Among the global LULC products, ESA was better than the other global LULC maps in terms of pixel-level accuracy assessment. In addition, ESA’s map also exhibited better spatial detail than DW and ESRI, attributed to its use of the Random Forest classifier, whereas DW and ESRI relied on deep learning with spatial convolution. A visual comparison highlighted much salt/pepper noise in the ESA’s map and the clustered and generalized patterns50 in DW’s and ESRI’s map. Furthermore, several limitations were identified in the other LULC products as follows: (1) ESA’s map tend to misclassify paddy field into flooded vegetation such as herbaceous wetland; (2) DW and ESRI tend to overestimate urban/built-up areas; (3) JAXA’s map of Vietnam in 2016 misclassified aquatic farming into rice.
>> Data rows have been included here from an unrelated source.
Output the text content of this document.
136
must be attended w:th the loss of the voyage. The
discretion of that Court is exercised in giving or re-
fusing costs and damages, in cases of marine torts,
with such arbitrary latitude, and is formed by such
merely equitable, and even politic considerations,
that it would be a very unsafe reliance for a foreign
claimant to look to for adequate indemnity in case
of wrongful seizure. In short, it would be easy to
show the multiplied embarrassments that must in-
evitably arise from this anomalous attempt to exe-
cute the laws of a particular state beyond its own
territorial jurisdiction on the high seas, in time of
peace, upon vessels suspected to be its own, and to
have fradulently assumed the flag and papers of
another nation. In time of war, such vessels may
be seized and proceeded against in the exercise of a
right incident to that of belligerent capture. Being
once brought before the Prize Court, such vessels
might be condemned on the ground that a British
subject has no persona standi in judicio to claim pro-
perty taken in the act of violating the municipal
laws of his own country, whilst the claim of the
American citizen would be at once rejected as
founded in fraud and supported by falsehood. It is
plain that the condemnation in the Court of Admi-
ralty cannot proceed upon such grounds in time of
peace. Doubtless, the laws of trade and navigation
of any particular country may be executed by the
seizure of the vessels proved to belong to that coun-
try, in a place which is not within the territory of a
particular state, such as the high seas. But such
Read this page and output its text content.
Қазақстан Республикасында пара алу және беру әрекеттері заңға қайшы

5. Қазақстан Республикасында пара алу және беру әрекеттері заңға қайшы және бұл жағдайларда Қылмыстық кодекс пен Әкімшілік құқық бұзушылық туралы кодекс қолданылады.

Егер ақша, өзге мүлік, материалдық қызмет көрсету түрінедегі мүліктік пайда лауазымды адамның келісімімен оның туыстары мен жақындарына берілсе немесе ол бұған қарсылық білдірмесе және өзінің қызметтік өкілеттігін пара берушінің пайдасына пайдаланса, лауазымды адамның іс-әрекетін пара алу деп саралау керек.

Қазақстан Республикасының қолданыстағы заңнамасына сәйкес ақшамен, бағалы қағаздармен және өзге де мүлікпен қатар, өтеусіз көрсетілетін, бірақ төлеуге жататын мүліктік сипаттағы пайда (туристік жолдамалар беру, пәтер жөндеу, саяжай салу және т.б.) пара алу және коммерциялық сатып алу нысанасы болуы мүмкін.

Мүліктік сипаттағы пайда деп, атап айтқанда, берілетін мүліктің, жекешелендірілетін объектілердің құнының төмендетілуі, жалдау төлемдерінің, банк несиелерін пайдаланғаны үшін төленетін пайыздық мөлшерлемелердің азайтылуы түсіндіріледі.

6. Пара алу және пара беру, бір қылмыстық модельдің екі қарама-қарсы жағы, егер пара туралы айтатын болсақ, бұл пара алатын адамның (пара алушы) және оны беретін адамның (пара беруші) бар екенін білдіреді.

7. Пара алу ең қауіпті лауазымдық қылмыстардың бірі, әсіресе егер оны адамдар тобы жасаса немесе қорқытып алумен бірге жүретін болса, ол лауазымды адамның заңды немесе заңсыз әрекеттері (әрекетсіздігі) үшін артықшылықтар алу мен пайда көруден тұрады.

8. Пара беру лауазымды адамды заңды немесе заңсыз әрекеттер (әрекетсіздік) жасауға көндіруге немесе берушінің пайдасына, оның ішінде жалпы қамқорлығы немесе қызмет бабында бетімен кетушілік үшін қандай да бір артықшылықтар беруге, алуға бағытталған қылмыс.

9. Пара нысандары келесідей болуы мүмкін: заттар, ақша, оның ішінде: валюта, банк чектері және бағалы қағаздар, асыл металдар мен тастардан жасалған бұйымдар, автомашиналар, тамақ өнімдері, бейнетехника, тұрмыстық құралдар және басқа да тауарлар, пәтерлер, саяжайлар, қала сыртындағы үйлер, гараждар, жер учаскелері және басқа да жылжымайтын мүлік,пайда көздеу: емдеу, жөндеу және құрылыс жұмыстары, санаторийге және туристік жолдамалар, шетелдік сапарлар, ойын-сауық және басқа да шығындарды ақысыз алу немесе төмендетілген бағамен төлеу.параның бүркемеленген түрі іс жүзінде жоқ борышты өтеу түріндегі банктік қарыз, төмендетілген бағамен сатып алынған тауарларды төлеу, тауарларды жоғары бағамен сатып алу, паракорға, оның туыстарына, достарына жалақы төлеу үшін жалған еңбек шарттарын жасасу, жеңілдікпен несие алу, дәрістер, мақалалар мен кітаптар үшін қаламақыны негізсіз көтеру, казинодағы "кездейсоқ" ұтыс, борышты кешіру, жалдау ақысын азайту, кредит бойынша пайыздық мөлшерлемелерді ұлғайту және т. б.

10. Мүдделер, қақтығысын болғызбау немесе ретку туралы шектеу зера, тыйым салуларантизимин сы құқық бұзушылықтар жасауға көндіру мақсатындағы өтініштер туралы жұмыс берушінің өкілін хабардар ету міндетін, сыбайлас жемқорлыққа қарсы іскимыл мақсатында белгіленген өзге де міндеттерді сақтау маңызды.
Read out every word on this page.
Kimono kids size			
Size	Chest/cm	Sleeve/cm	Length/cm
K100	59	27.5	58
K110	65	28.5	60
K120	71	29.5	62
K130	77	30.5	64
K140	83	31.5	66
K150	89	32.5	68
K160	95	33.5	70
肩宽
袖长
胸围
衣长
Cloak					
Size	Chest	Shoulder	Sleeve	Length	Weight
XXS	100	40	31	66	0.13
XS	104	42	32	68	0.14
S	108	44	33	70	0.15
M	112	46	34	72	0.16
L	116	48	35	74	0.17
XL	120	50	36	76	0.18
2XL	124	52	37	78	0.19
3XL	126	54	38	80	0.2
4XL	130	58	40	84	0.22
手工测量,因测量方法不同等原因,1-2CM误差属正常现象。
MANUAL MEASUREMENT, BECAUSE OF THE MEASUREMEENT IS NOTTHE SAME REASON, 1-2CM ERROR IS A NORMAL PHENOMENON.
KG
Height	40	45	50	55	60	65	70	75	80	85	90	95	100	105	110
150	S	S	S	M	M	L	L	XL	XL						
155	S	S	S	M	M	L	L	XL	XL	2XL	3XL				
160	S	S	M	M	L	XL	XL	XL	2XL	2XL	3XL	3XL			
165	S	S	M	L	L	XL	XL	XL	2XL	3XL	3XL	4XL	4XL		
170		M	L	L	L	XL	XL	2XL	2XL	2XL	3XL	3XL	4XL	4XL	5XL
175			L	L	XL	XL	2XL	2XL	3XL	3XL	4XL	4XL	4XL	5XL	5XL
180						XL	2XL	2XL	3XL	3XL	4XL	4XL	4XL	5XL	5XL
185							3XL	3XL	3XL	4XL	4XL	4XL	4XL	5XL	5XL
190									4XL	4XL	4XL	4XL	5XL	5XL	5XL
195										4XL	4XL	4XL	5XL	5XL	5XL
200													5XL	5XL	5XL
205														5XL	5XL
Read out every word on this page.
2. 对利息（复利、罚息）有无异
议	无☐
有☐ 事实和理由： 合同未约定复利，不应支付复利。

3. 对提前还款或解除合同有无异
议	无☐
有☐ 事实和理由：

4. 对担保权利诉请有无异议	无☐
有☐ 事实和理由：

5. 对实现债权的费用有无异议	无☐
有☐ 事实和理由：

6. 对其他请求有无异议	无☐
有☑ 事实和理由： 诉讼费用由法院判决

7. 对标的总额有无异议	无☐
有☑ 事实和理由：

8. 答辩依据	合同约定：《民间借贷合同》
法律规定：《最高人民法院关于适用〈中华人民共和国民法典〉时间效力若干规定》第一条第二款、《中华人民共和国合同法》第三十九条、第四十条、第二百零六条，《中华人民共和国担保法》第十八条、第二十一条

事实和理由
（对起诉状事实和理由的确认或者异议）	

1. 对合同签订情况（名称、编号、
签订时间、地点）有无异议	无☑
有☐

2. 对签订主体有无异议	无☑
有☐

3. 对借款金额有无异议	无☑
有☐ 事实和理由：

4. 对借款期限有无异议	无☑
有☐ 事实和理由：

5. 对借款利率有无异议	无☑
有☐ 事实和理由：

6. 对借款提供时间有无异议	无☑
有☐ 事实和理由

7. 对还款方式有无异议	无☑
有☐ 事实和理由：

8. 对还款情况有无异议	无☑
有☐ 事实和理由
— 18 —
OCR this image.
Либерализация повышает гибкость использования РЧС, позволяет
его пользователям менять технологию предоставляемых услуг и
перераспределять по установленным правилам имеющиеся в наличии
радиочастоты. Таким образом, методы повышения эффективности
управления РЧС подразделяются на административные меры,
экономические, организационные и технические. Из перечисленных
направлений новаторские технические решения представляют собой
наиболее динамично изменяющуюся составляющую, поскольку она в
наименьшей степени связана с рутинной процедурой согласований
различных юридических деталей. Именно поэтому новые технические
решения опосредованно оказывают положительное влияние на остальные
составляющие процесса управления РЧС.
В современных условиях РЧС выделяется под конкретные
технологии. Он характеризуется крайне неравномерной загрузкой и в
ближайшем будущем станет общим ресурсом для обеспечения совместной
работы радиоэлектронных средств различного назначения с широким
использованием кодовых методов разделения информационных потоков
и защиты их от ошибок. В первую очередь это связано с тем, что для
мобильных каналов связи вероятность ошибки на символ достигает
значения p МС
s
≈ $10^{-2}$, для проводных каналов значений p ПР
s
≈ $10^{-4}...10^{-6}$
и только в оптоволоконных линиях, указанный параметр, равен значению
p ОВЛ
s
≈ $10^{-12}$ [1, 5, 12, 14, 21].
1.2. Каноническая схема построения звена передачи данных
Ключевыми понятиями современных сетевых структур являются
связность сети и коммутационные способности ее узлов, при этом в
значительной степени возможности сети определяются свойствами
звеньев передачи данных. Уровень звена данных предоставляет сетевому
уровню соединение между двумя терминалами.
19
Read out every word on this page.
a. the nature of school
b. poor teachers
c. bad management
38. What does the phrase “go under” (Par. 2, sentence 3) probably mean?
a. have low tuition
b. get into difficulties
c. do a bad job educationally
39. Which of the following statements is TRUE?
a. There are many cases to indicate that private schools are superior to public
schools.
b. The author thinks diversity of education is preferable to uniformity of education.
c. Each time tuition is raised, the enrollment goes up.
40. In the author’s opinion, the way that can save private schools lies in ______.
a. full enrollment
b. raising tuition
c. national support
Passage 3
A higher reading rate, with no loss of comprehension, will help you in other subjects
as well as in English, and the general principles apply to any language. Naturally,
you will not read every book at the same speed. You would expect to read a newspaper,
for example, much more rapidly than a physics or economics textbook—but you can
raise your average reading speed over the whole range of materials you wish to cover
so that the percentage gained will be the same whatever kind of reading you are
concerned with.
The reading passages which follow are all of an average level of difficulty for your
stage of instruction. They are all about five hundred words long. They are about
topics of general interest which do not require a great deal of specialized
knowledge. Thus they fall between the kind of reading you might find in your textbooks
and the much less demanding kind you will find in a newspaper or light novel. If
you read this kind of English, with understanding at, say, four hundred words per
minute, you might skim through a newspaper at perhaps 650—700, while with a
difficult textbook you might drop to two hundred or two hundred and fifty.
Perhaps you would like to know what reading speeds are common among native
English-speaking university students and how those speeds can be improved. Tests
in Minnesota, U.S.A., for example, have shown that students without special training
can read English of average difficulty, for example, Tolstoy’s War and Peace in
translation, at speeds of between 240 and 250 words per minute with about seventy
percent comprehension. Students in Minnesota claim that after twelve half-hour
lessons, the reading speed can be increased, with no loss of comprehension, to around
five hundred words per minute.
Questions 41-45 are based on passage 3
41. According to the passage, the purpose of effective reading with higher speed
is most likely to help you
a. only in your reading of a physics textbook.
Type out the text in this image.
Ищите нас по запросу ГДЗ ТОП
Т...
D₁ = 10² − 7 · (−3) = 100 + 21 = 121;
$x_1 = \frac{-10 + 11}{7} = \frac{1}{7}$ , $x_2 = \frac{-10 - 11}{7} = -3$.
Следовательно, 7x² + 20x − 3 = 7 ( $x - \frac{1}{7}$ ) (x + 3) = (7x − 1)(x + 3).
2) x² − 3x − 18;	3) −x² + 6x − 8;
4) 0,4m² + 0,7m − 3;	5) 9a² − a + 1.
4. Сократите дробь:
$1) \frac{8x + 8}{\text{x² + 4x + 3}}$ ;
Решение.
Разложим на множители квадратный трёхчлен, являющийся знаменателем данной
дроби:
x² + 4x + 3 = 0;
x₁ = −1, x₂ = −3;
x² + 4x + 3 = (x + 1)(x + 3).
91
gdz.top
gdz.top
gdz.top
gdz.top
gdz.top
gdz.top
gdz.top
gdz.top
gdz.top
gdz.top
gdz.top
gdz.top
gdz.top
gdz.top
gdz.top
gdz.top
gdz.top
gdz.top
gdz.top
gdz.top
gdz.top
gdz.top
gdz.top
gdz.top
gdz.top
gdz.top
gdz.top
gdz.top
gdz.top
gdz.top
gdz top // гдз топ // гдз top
In optical imagery, distinguishing impervious surfaces from bare soil proves a challenge due to their similar high spectral values, resulting in misclassifications. The misclassifications are evident in LULC products reliant solely on optical images, such as DW’s map and ESRI’s map (as seen in the top-right corner of Site 4 in Fig. 8). By integrating ALOS-2/PALSAR-2 images with Sentinel-2 images, our map effectively mitigates the confusion between barren and urban/built-up areas. This is attributed to the distinct backscattering characteristics of flat bare soil in PALSAR-2 images, which differ significantly from urban. However, it’s worth noting that challenges persist in regions where rough-surfaced bare soil may lead to misclassification with urban/built-up, as highlighted by Sun et al. (2019)51. The utilization of L-band ALOS-2/PALSAR-2 data offers the advantage of capturing information beneath dense vegetation canopies, enhancing the mapping accuracy of flooded vegetation52 . Additionally, C-band Sentinel-1 data proves advantageous for rice mapping53. As a result, the combination of L-band SAR and C-band SAR with optical imagery in our mapping methodology addresses and minimizes the misclassifications between rice paddies and flooded vegetation. This is a notable improvement over the ESA’s map, which used only C-band SAR and optical images (Site 4 in Fig. 8).

In terms of spatial detail, our map outperformed DW and ESRI in resolving the fine LULC features but with slightly less detail than ESA’s map. Two factors influenced the spatial detail of our map: (1) The use of PALSAR-2/ScanSAR and AW3D images with a spatial resolution of 25 m and 30 m, which limited the ability to reflect 10-m-spatial-resolution features in Sentinel-2 images onto final LULC map; (2) The process of converting data type from “float” to “byte” after the normalization, which could lead to loss of information due to the equalization of pixels with a small difference in their values. The second factor revolves around the trade-off between spatial detail and computational cost. When using data in “float” type, the information loss could be reduced, but at the expense of significantly increased computational demand. As a result, we must strike a balance between the level of detail in the output map and the computational cost that we are willing to incur.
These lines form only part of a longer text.